A technology that can allow you to listen to a recording and hear every instrument in an orchestra as though you were sitting in an ideal sweet spot in the audience was demonstrated at the Princeton Tech Meetup (PTM) in September.
At the end of the meeting, PTM members were able to take turns hearing “3-D” audio music in a way they had probably never experienced before, except in a concert hall.
The speaker was Princeton University Professor Edgar Choueiri, an avid audiophile, acoustician and classical music recordist. He has pursued a decades-long passion for perfecting the realism of music reproduction.
“I wanted to give you a feel for this field, which is driven now by virtual reality and augmented reality. But the reason I got into it is I’m a frustrated musician. I love to play classical guitar,” he told the group. However, he said he found that he wasn’t very good, so he began recording musicians live. For many years he recorded the university’s symphony as a hobby.
“I found something very frustrating,” he said. “You can record an event, with very good equipment, and come home and listen to it. You can get very good tonal fidelity. The sound sounds very real from the tonal point of view. … What has been lacking is ‘spacial’ fidelity, getting an orchestra to sound like an orchestra.”
The PTM meets every month at the Princeton Public Library. As of the last meeting, it had 4,500 members, according to Venu Moola, organizer and host. In fact, the 4,500th member, a fellow named Glenn, was asked to help show how the technology works.
To demonstrate 3-D sound, Choueiri had Glenn sit in a chair equidistant from two speakers, and gave him an ear device. He first showed Glenn how a single bird chirping would sound from outside a window, and then from right by his ear, as though the bird were on his pillow while he was lying in bed. Then Choueiri used a recording of group of people chatting, who sounded as if they were somewhere near where Glenn was sitting. Glenn pointed in the different directions from where he heard voices, saying that some voices sounded closer than others.
The localization of sound is important because it has an emotional impact, said Choueiri. It can portray a natural, bucolic scene. But it could also give you information when you’re driving. Imagine what it would be like, he said, to hear the phrase “turn left” coming from somewhere to the left of you.
When musicians compose music, they are involved with multiple dimensions such as melody, pitch and timbre; but they generally don’t consider spacial localization. Being able to do so will give their music additional depth, Choueiri said.
In fact, choral music composers have been trying for years to figure out how to use localization in their compositions, and while they sometimes succeed in concerts, they have not been able to succeed when recording or in other situations. Several have tried by writing songs for many different voices, with the voices echoing each other.

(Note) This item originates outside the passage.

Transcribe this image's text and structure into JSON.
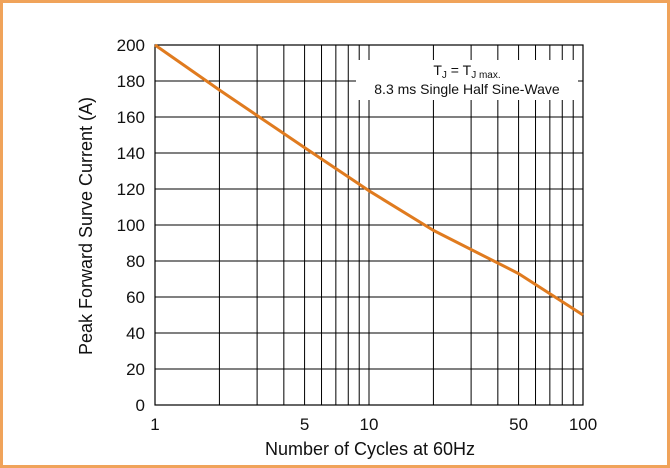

Surround sound is not really 3-D sound, Choueiri said, because it is not an accurate positioning of sound in space. In order to make an accurate representation of 3-D sound, scientists have to understand psychoacoustics, or how humans perceive sound.

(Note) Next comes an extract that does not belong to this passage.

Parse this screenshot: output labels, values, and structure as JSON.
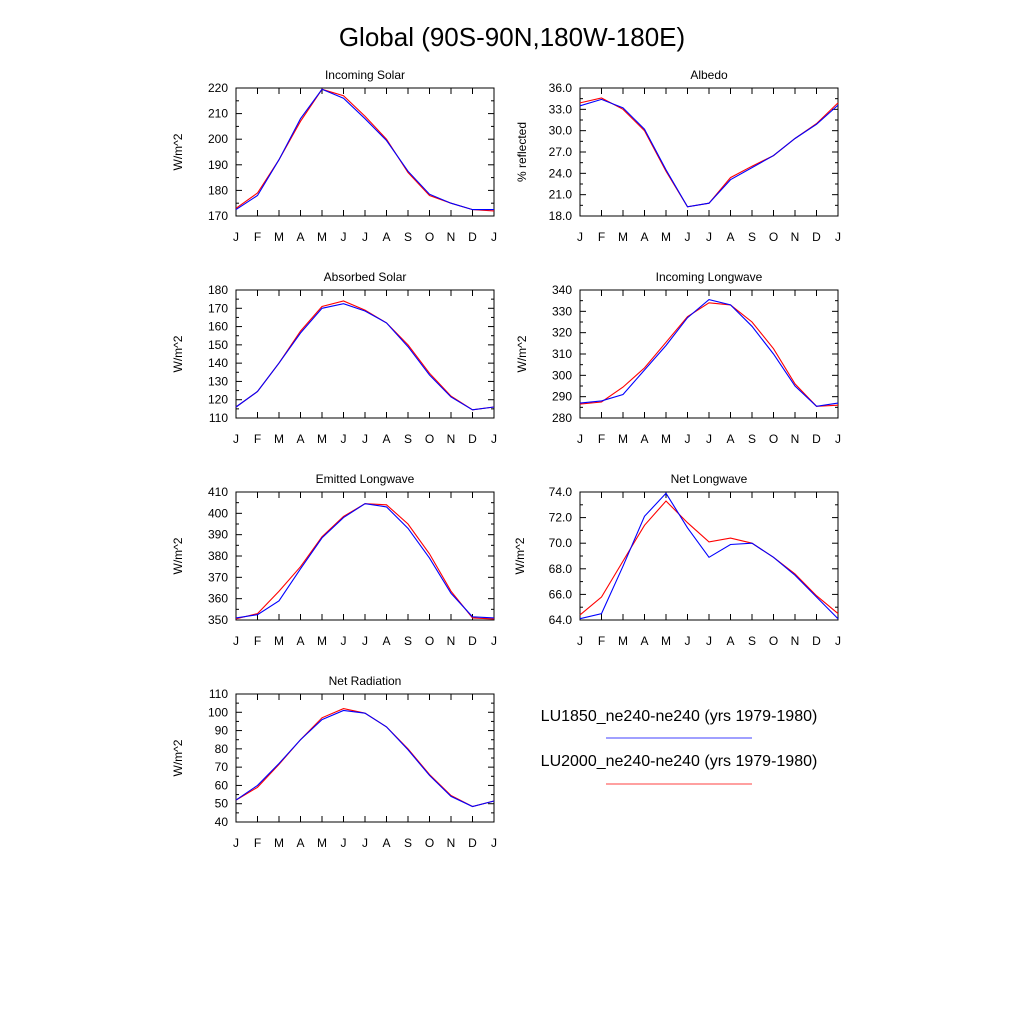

There are three types of cues that the human brain uses to locate sound, he said. One is ITD, or interaural time difference, which is the different amount of time it takes for a sound to reach each ear. The brain, he said, is very astute at measuring this very small time difference.

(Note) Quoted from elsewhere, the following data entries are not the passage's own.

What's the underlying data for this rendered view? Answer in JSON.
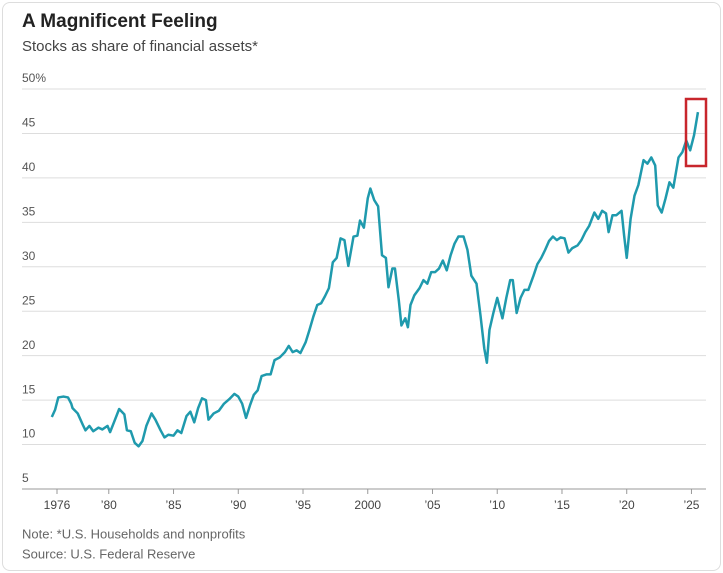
{
  "chart_data": {
    "type": "line",
    "title": "A Magnificent Feeling",
    "subtitle": "Stocks as share of financial assets*",
    "note": "Note: *U.S. Households and nonprofits",
    "source": "Source: U.S. Federal Reserve",
    "x": [
      1975.6,
      1975.85,
      1976.1,
      1976.5,
      1976.85,
      1977.1,
      1977.2,
      1977.6,
      1978.0,
      1978.2,
      1978.5,
      1978.8,
      1979.2,
      1979.5,
      1979.9,
      1980.1,
      1980.4,
      1980.8,
      1981.2,
      1981.4,
      1981.7,
      1982.0,
      1982.3,
      1982.6,
      1982.9,
      1983.3,
      1983.6,
      1984.0,
      1984.3,
      1984.6,
      1985.0,
      1985.3,
      1985.6,
      1986.0,
      1986.3,
      1986.6,
      1986.9,
      1987.2,
      1987.5,
      1987.7,
      1988.1,
      1988.5,
      1988.9,
      1989.3,
      1989.7,
      1990.0,
      1990.3,
      1990.6,
      1990.9,
      1991.2,
      1991.5,
      1991.8,
      1992.2,
      1992.5,
      1992.8,
      1993.2,
      1993.6,
      1993.9,
      1994.2,
      1994.5,
      1994.8,
      1995.2,
      1995.5,
      1995.8,
      1996.1,
      1996.4,
      1996.7,
      1997.0,
      1997.3,
      1997.6,
      1997.9,
      1998.2,
      1998.5,
      1998.9,
      1999.2,
      1999.4,
      1999.7,
      2000.0,
      2000.2,
      2000.5,
      2000.8,
      2001.1,
      2001.4,
      2001.6,
      2001.9,
      2002.1,
      2002.4,
      2002.6,
      2002.9,
      2003.1,
      2003.3,
      2003.6,
      2004.0,
      2004.3,
      2004.6,
      2004.9,
      2005.2,
      2005.5,
      2005.8,
      2006.1,
      2006.4,
      2006.7,
      2007.0,
      2007.4,
      2007.7,
      2008.0,
      2008.4,
      2008.7,
      2009.0,
      2009.2,
      2009.4,
      2009.7,
      2010.0,
      2010.4,
      2010.7,
      2011.0,
      2011.2,
      2011.5,
      2011.8,
      2012.1,
      2012.4,
      2012.8,
      2013.1,
      2013.4,
      2013.7,
      2014.0,
      2014.3,
      2014.6,
      2014.9,
      2015.2,
      2015.5,
      2015.8,
      2016.2,
      2016.5,
      2016.8,
      2017.1,
      2017.5,
      2017.8,
      2018.1,
      2018.4,
      2018.6,
      2018.9,
      2019.2,
      2019.6,
      2019.8,
      2020.0,
      2020.3,
      2020.6,
      2020.9,
      2021.3,
      2021.6,
      2021.9,
      2022.2,
      2022.4,
      2022.7,
      2023.0,
      2023.3,
      2023.6,
      2024.0,
      2024.3,
      2024.6,
      2024.9,
      2025.2,
      2025.5
    ],
    "series": [
      {
        "color": "#1f9aad",
        "values": [
          13.1,
          13.9,
          15.3,
          15.4,
          15.3,
          14.6,
          14.1,
          13.5,
          12.2,
          11.6,
          12.1,
          11.5,
          11.9,
          11.7,
          12.1,
          11.4,
          12.5,
          14.0,
          13.4,
          11.6,
          11.5,
          10.2,
          9.8,
          10.4,
          12.1,
          13.5,
          12.8,
          11.6,
          10.8,
          11.1,
          11.0,
          11.6,
          11.3,
          13.2,
          13.7,
          12.5,
          14.1,
          15.2,
          15.0,
          12.8,
          13.5,
          13.8,
          14.6,
          15.1,
          15.7,
          15.4,
          14.6,
          13.0,
          14.4,
          15.6,
          16.1,
          17.7,
          17.9,
          17.9,
          19.5,
          19.8,
          20.4,
          21.1,
          20.4,
          20.6,
          20.3,
          21.5,
          22.9,
          24.4,
          25.7,
          25.9,
          26.7,
          27.6,
          30.5,
          31.0,
          33.2,
          33.0,
          30.1,
          33.4,
          33.5,
          35.2,
          34.4,
          37.7,
          38.8,
          37.5,
          36.8,
          31.3,
          31.0,
          27.7,
          29.8,
          29.8,
          26.2,
          23.4,
          24.2,
          23.2,
          25.7,
          26.8,
          27.6,
          28.5,
          28.1,
          29.4,
          29.4,
          29.8,
          30.7,
          29.6,
          31.3,
          32.6,
          33.4,
          33.4,
          31.9,
          29.0,
          28.1,
          24.6,
          20.8,
          19.2,
          22.9,
          24.8,
          26.5,
          24.2,
          26.5,
          28.5,
          28.5,
          24.8,
          26.5,
          27.4,
          27.4,
          29.0,
          30.3,
          31.0,
          31.9,
          32.9,
          33.4,
          33.0,
          33.3,
          33.2,
          31.6,
          32.1,
          32.4,
          33.0,
          33.9,
          34.6,
          36.1,
          35.4,
          36.3,
          36.0,
          33.9,
          35.8,
          35.8,
          36.3,
          33.5,
          31.0,
          35.4,
          38.0,
          39.2,
          42.0,
          41.6,
          42.3,
          41.4,
          36.9,
          36.1,
          37.7,
          39.5,
          38.9,
          42.3,
          42.9,
          44.2,
          43.1,
          44.8,
          47.4
        ]
      }
    ],
    "xlim": [
      1975,
      2026.2
    ],
    "xticks": [
      1976,
      {
        "value": 1980,
        "label": "’80"
      },
      {
        "value": 1985,
        "label": "’85"
      },
      {
        "value": 1990,
        "label": "’90"
      },
      {
        "value": 1995,
        "label": "’95"
      },
      2000,
      {
        "value": 2005,
        "label": "’05"
      },
      {
        "value": 2010,
        "label": "’10"
      },
      {
        "value": 2015,
        "label": "’15"
      },
      {
        "value": 2020,
        "label": "’20"
      },
      {
        "value": 2025,
        "label": "’25"
      }
    ],
    "ylim": [
      5,
      50
    ],
    "yticks": [
      5,
      10,
      15,
      20,
      25,
      30,
      35,
      40,
      45,
      {
        "value": 50,
        "label": "50%"
      }
    ],
    "grid": true
  }
}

Another is ILD, or interaural level difference. Sound may be a little louder or softer in each ear, depending on what side of the hearer it comes from; and the brain analyzes that level.
However, humans can still recognize whether a sound is in front of them or behind them, even if the IDT and ILD are zero, he said. That’s because of the third cue: they can sense the harmonics that interact with the outer ear.
All of this is very similar to the way 3-D glasses work, he explained. The differential information caused by the distance between the right and left eye is needed for humans to see in 3-D. “But it’s important that the right eye does not see the left image and the left eye does not see the right image.
“That wall between images is immensely important. In fact, in my invention, which is now the third most successful invention in the history of Princeton, all I’ve done is create this little wall.” However, his “little wall” consists of sound pressure.
It is created through a process called “destructive interference.” “Essentially, I am sending the same sound, but upside down.” This interference will cancel out the sound, preventing it from reaching the wrong ear. “The filter sends negative and positive waves precisely timed to arrive at Glenn’s ear and cancel all the sound that comes from the right speaker to the left ear.”
He noted that others had worked out the problem of sound cancellation, but when the filters they developed were tested, the music sounded “horrible.” The price of using these filters was tonal distortion, he said.
“My contribution was that I found a way to design filters with no tonal distortion,” said Choueiri. “I got lucky,” he added. “It was purely a theoretical mathematical solution before I did any experiments.”
Choueiri explained the math and analytics he used to solve the problem, in depth, to the technically minded PTM audience. Princeton University has licensed his invention, called “BACCH 3D Sound,” to some manufacturers specializing in high-end sound equipment and to Jawbone (San Francisco, Calif.), which then developed Jambox wireless speakers based on the technology.